Ductility characteristics of strain-hardening ultra-high-performance concrete: ANN and empirical approaches

Strain-hardening ultra-high-performance concrete (SHUHPC) is prized for its exceptional ductility and strength, offering diverse applications. Understanding the intricate relationships between fiber constituents, geometric parameters, and the matrix has been challenging. This study employs the Connection Weight Approach (CWA) with two calibrated Artificial Neural Network (ANN) models to elucidate these complexities. This study presents a novel approach by integrating ANN and CWA techniques to explore the complex, non-linear interactions of SHUHPC that enhance the understanding of its mechanical properties and offer insights beyond previous research. The aim is to predict SHUHPC's energy absorption capacity (g) and strain at peak stress (epc) under direct tensile stress. Findings reveal that a 15% increase in the fiber reinforcement index enhances energy absorption, yet excessive levels limit epc.
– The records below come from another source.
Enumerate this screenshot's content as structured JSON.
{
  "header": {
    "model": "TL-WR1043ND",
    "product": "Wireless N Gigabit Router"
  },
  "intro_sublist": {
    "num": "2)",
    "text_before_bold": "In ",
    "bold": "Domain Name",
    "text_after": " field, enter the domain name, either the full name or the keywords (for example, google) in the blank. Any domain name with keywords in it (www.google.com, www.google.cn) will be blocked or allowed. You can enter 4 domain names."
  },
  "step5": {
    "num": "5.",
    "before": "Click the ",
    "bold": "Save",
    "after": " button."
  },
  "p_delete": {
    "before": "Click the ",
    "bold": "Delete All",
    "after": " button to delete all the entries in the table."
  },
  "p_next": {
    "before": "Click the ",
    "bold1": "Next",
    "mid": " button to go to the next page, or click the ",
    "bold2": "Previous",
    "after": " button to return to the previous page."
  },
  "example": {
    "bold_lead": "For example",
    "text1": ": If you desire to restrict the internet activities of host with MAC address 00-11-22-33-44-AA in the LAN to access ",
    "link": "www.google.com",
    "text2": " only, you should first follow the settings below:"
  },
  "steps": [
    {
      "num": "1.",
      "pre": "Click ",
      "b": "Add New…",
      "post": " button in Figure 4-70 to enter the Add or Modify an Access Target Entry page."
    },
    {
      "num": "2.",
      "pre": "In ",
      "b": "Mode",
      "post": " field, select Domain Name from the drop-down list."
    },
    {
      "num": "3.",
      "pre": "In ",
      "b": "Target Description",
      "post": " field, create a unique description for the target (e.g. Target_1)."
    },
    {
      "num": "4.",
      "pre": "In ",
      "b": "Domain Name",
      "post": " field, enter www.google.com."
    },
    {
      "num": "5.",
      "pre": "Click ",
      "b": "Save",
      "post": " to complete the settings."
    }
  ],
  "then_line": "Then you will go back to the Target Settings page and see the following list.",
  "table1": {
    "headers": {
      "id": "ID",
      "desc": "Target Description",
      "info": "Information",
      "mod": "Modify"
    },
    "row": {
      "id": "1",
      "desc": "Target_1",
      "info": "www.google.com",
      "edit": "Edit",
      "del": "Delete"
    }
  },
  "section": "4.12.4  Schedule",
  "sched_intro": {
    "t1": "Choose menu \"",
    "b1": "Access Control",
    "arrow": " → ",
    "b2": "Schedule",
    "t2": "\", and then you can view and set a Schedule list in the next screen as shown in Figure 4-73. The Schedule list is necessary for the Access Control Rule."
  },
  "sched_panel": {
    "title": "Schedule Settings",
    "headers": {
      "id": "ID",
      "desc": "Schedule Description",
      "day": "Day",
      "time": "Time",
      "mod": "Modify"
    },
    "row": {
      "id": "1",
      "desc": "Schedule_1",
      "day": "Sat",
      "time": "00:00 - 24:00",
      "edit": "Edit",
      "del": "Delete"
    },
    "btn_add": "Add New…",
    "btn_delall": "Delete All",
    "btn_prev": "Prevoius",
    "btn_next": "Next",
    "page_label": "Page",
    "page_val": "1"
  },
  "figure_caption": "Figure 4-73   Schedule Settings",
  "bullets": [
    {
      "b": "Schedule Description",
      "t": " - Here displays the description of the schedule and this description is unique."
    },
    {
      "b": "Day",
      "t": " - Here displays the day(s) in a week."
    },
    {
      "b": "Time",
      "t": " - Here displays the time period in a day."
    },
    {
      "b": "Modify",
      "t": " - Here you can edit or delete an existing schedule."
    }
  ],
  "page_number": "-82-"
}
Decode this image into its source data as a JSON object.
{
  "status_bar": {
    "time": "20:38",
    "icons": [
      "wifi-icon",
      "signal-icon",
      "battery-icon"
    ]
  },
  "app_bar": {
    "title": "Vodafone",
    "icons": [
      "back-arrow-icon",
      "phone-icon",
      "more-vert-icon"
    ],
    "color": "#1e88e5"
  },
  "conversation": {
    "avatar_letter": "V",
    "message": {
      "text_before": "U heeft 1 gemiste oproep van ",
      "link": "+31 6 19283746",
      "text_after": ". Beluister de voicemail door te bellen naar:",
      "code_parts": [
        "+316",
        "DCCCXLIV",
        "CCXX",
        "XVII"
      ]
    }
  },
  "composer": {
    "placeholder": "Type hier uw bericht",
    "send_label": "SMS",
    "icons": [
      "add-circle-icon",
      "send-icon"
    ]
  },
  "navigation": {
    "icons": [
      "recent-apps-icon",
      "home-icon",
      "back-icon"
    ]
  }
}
Determined through rigorous testing, optimal mixes include an 8% silica fume dosage, resulting in a notable 12% increase in compressive strength. Deformed steel fibers, particularly twisted variants, significantly boost energy absorption metrics by 18%. Fiber-matrix interactions play a pivotal role in achieving these results. This study clarifies ANN model predictions' ambiguity, offering actionable insights driven by data. These findings advance SHUHPC understanding and propose strategies for its optimized applications.